L’Algérie n’a pas de dettes, c’est toujours cela de pris. Mais, rappelle Akram Belkaïd, que d’occasions manquées par un gouvernement qui pense au fond que le pétrole finira pas remonter en oubliant qu’il finit aussi par baisser.
Face à la dégradation des finances publiques, nombre de responsables algériens espèrent que le marché pétrolier repartira à la hausse et que cela règlera les problèmes actuels. « Ça montait, c’est descendu, ça remontera », tel est leur raisonnement et c’est le même en vigueur depuis plusieurs décennies.
Chaque fois que la situation exigeait des réformes sérieuses et une vraie prise en main de la diversification économique, c’est le retour de la flambée des prix qui a eu raison de ces velléités de changement. Reste que la situation actuelle est aussi préoccupante, sinon plus, que celle de la fin des années 1980.
Dette remboursée, un souci en moins
Il y a certes un point positif qu’il ne faut pas négliger. L’Algérie est peu endettée sur le plan extérieur. Pas d’intérêts à payer, pas de danger de cessation de paiement et donc pas de risque de mise sous tutelle de la part du Fonds monétaire international (FMI), du Club de Paris (groupe de créanciers étatiques) ou de la Banque mondiale. Autrement dit, pas de plan d’ajustement structurel aux effets dévastateurs comme en 1996-1997.
Il faut, à cet égard, remercier celles et ceux, notamment les hauts fonctionnaires, qui ont su convaincre les autorités politiques de rembourser cette dette à partir du début des années 2000. Pour ce faire, ils ont trouvé un argument majeur : éviter que l’Algérie ne connaisse une humiliation comparable à celle des années 1990 quand des jeunots arrogants du FMI donnaient des leçons aux responsables algériens.
On peut donc se consoler en se disant qu’au moins une partie de la manne n’a pas été gaspillée et qu’elle aura servi à quelque chose, cela à l’heure où l’option de l’endettement revient sur la table, quoiqu’en dise le gouvernement actuel.
Mais on ne peut s’empêcher de regretter que d’autres initiatives n’aient jamais été prises. Dans une chronique publiée en 2008, nous plaidions pour que l’Algérie crée enfin son fonds souverain (*).
L’idée de base était simple. Dans un contexte de crise financière en Occident et de grande braderie de certains actifs (notamment immobiliers), des prises de participation dans des valeurs phares auraient constitué une vraie assurance pour l’avenir. Pas simplement un bas-de-laine pour les temps difficiles, mais une garantie de ressources permanentes.
A l’époque, nombre de responsables opposaient la question du manque d’expertise et des risques de mauvais placements.

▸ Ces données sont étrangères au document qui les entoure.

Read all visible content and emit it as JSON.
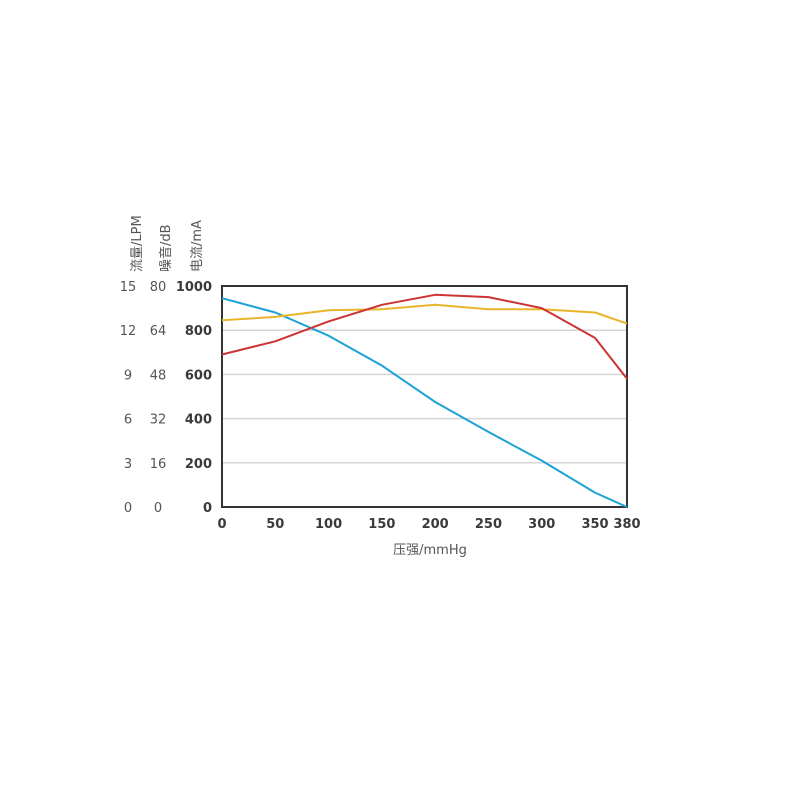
{
  "chart_data": {
    "type": "line",
    "xlabel": "压强/mmHg",
    "x_ticks": [
      "0",
      "50",
      "100",
      "150",
      "200",
      "250",
      "300",
      "350",
      "380"
    ],
    "xlim": [
      0,
      380
    ],
    "y_axes": [
      {
        "label": "流量/LPM",
        "ticks": [
          "0",
          "3",
          "6",
          "9",
          "12",
          "15"
        ],
        "ylim": [
          0,
          15
        ]
      },
      {
        "label": "噪音/dB",
        "ticks": [
          "0",
          "16",
          "32",
          "48",
          "64",
          "80"
        ],
        "ylim": [
          0,
          80
        ]
      },
      {
        "label": "电流/mA",
        "ticks": [
          "0",
          "200",
          "400",
          "600",
          "800",
          "1000"
        ],
        "ylim": [
          0,
          1000
        ]
      }
    ],
    "grid": true,
    "series": [
      {
        "color": "#1aa3d4",
        "axis": "current",
        "x": [
          0,
          50,
          100,
          150,
          200,
          250,
          300,
          350,
          380
        ],
        "y": [
          945,
          880,
          775,
          640,
          475,
          340,
          210,
          65,
          0
        ]
      },
      {
        "color": "#e8b52a",
        "axis": "current",
        "x": [
          0,
          50,
          100,
          150,
          200,
          250,
          300,
          350,
          380
        ],
        "y": [
          845,
          860,
          890,
          895,
          915,
          895,
          895,
          880,
          830
        ]
      },
      {
        "color": "#cc3333",
        "axis": "current",
        "x": [
          0,
          50,
          100,
          150,
          200,
          250,
          300,
          350,
          380
        ],
        "y": [
          690,
          750,
          840,
          915,
          960,
          950,
          900,
          765,
          580
        ]
      }
    ]
  }
}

Il est vrai que les milliards de dollars perdus par la Libye de Kadhafi dans des investissements hasardeux sur la Bourse de Londres donnent quelques arguments à cette thèse. Mais tout de même !
Qui peut croire que l’Algérie de 2008 n’avait pas les compétences (ou les moyens) de mettre en place un fonds actif. Si le Qatar l’a fait en moins d’un an (et ses revenus lui sont bien utiles en ces temps où il subit un blocus de la part de ses voisins). Une immense occasion a été ratée. Une parmi tant d’autres.
L’effet Kurdistan
En attendant, et comme pour donner raison aux attentistes, le cours du brut est de nouveau orienté à la hausse. Comme c’est souvent le cas, les turbulences géopolitiques poussent le marché à anticiper des difficultés d’approvisionnement.
Le référendum d’autodétermination du Kurdistan irakien et les risques d’un blocus turc sur ses exportations de brut contribuent à cette poussée haussière. A cela s’ajoute le fait que la demande mondiale repart et que les États-Unis connaissent quelques ratés dans leur production d’or noir non conventionnel. Le baril se rapproche des 60 dollars.
On est loin des 100 dollars qui faisaient tourner la tête aux membres de l’OPEP, lesquels membres se réuniront en novembre prochain pour décider s’ils maintiennent leur restriction en matière de pompage.
Quoi qu’il en soit, espérons simplement que le mantra mentionné en début de chronique sera répété autrement et que les responsables algériens comprendront enfin que même si le pétrole remonte, il finira toujours par redescendre. Et qu’il n’y a rien de mieux qu’une saine diversification (pas celle exigée par le patronat, mais ceci est une autre histoire) pour encaisser au mieux ce yoyo.